About this template
Looter shooters are progress machines. Players shoot enemies, collect weapons and gear with randomized stats, and use those upgrades to access harder content that drops even better loot. The loop is addictive by design. The best ones add so much build variety that no two players approach the endgame the same way.
Build the endgame you want by describing your loot system and content structure. Summer Engine helps you design the weapon affixes, the stat systems, the activity types. The AI builds the loot engine while you focus on the things that make your game distinct: the weapons that feel amazing, the enemies that create challenge, the world players want to explore.
The gear treadmill needs a reason to run. Great looter shooters pair the progression loop with an activity mix that keeps players engaged: story missions for new players, strikes for groups, raids for the most committed.

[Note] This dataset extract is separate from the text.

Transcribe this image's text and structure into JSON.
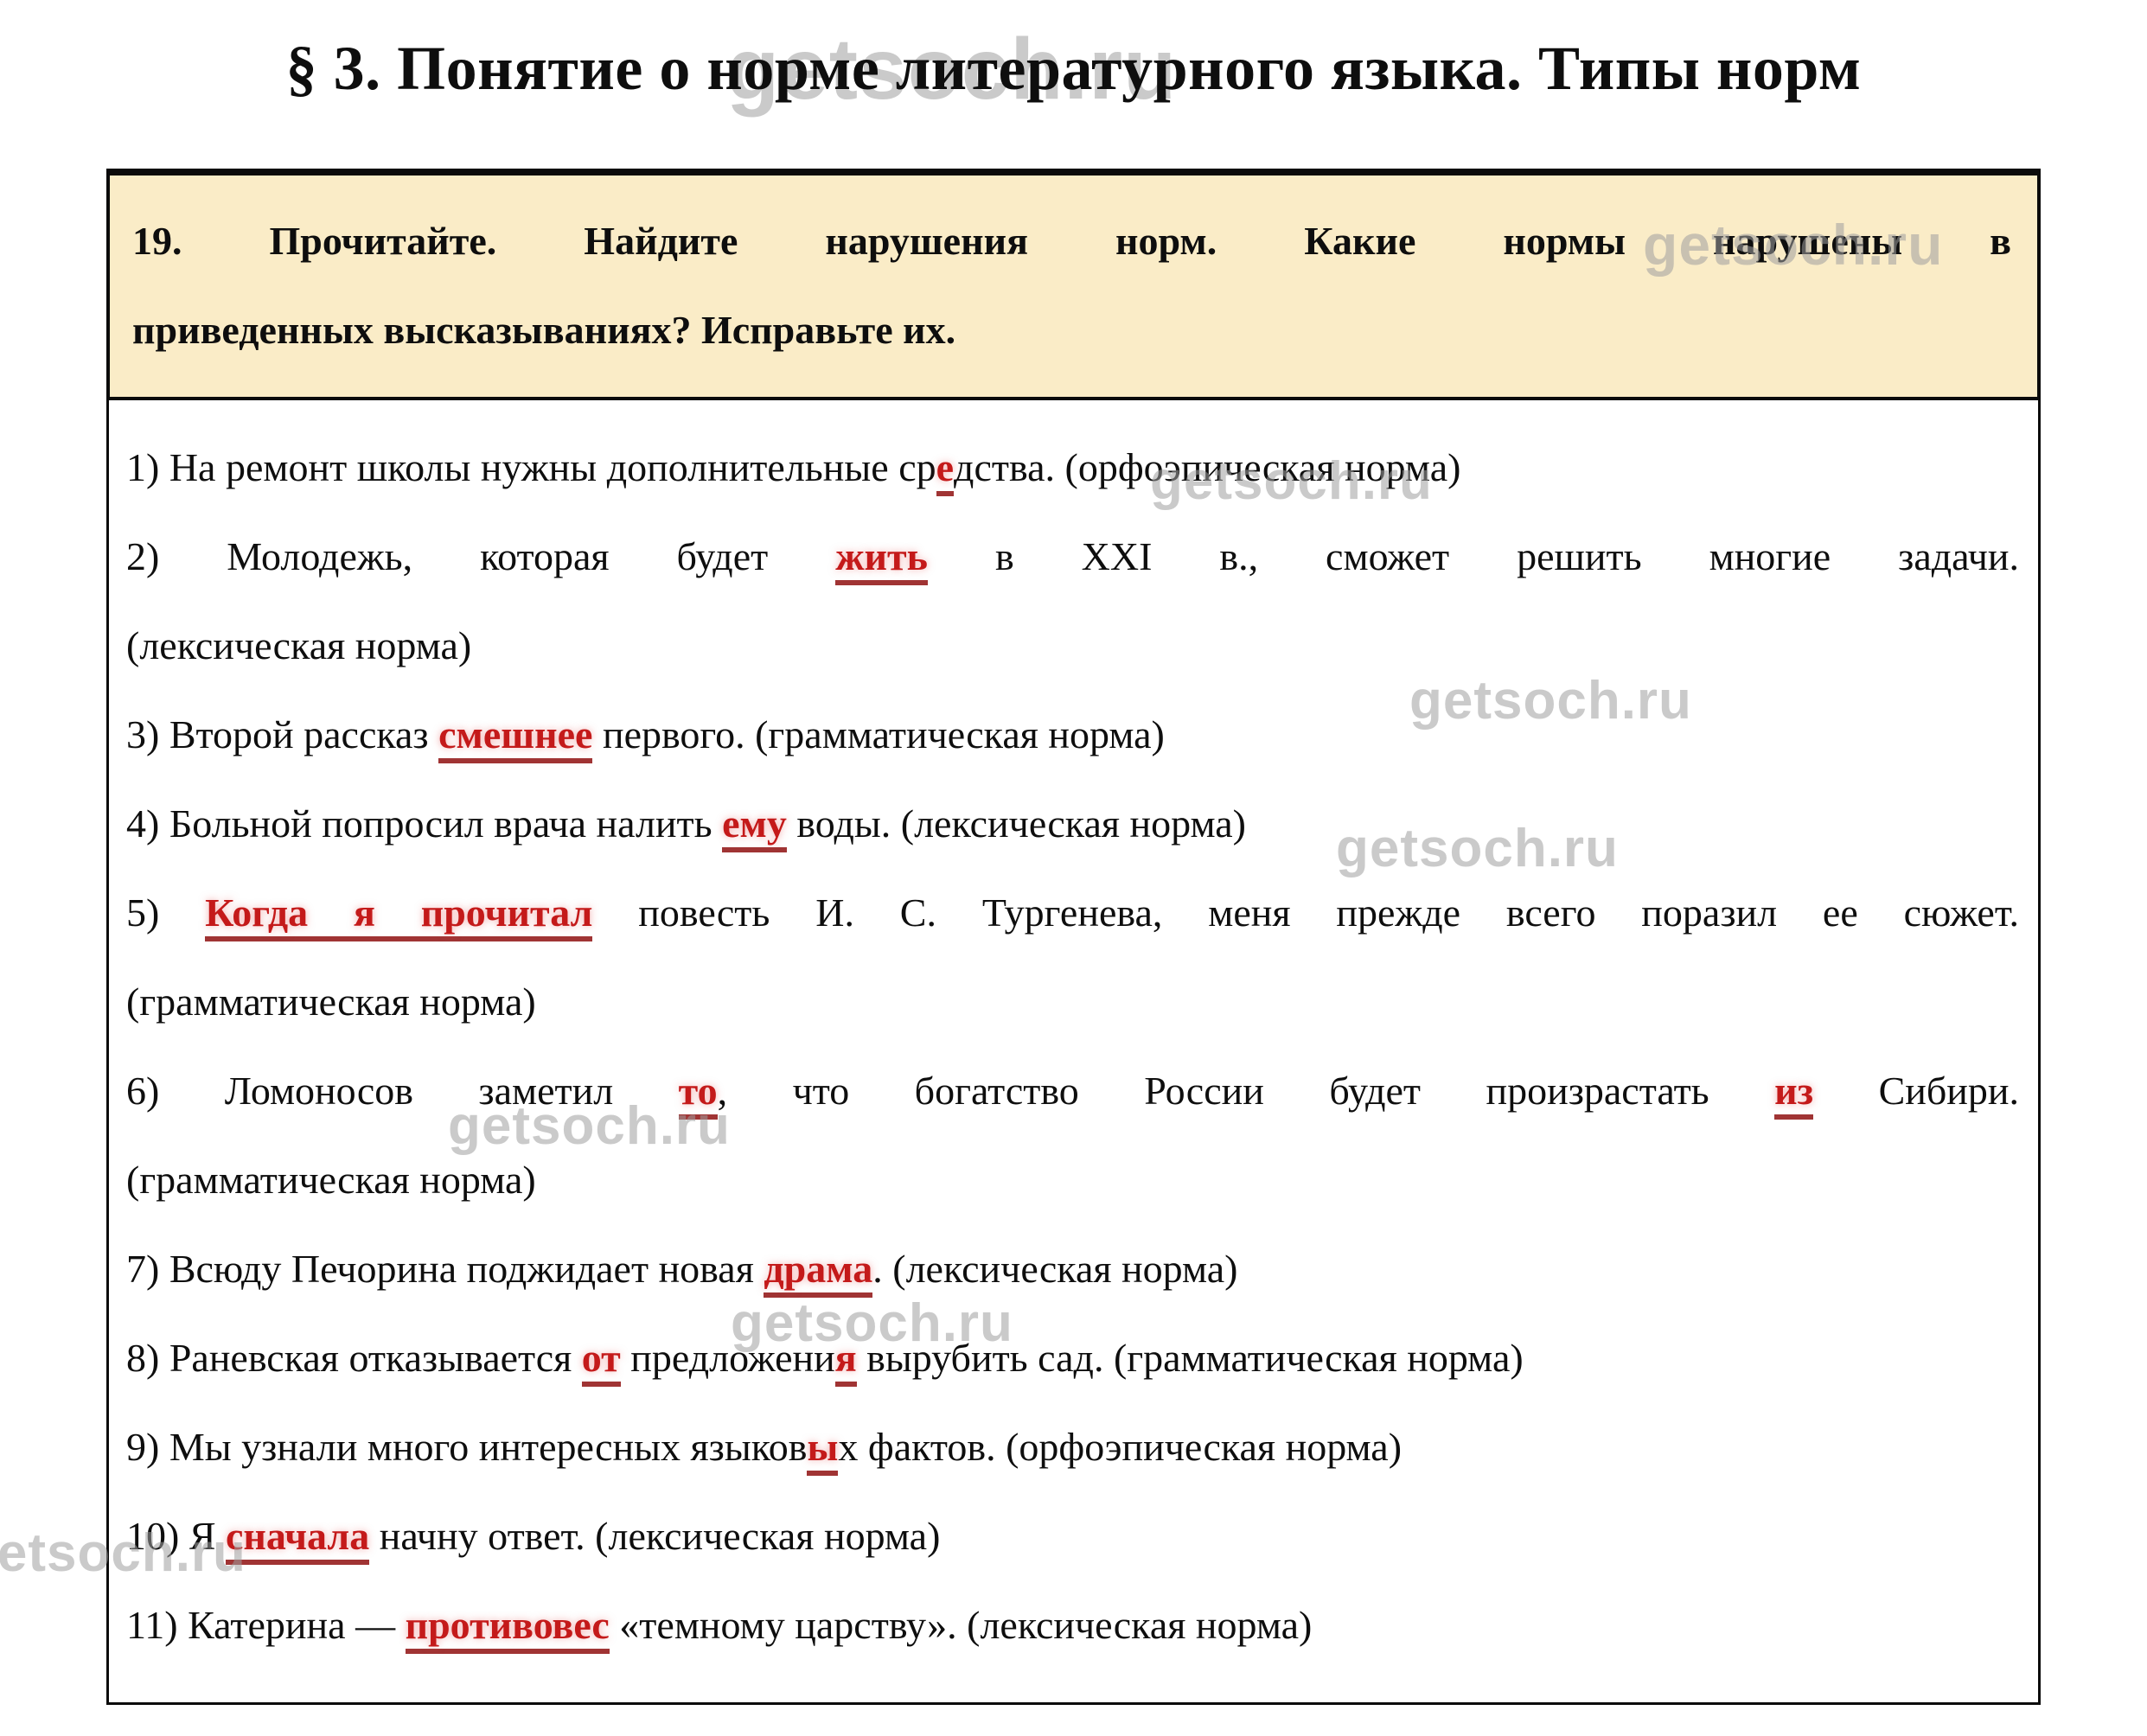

Each activity unlocks specific gear that feeds back into the next tier of content.
Who it's for
- Teams building a live-service shooter with ongoing seasonal content and a persistent player base.
- Designers who want to create deep build diversity through randomized weapon rolls and stat systems.
- Anyone inspired by Destiny, Borderlands, or The Division who wants to build their own loot-driven universe.
- Studios planning a games-as-service model where end-game content drives long-term retention.
Highlights
Loot System Prototype
Build a working randomized loot engine with rarity tiers, stat affixes, and a comparison system. The foundation every looter shooter needs before content design begins.
Co-op Strike Activity
Design a repeatable 3-player mission type with a challenging boss, specific loot rewards, and a difficulty tier that scales with player gear level.
Open World Patrol Zone
Build an open explorable zone with ambient AI enemies, event spawns, and scattered loot chests that rewards casual exploration between story missions.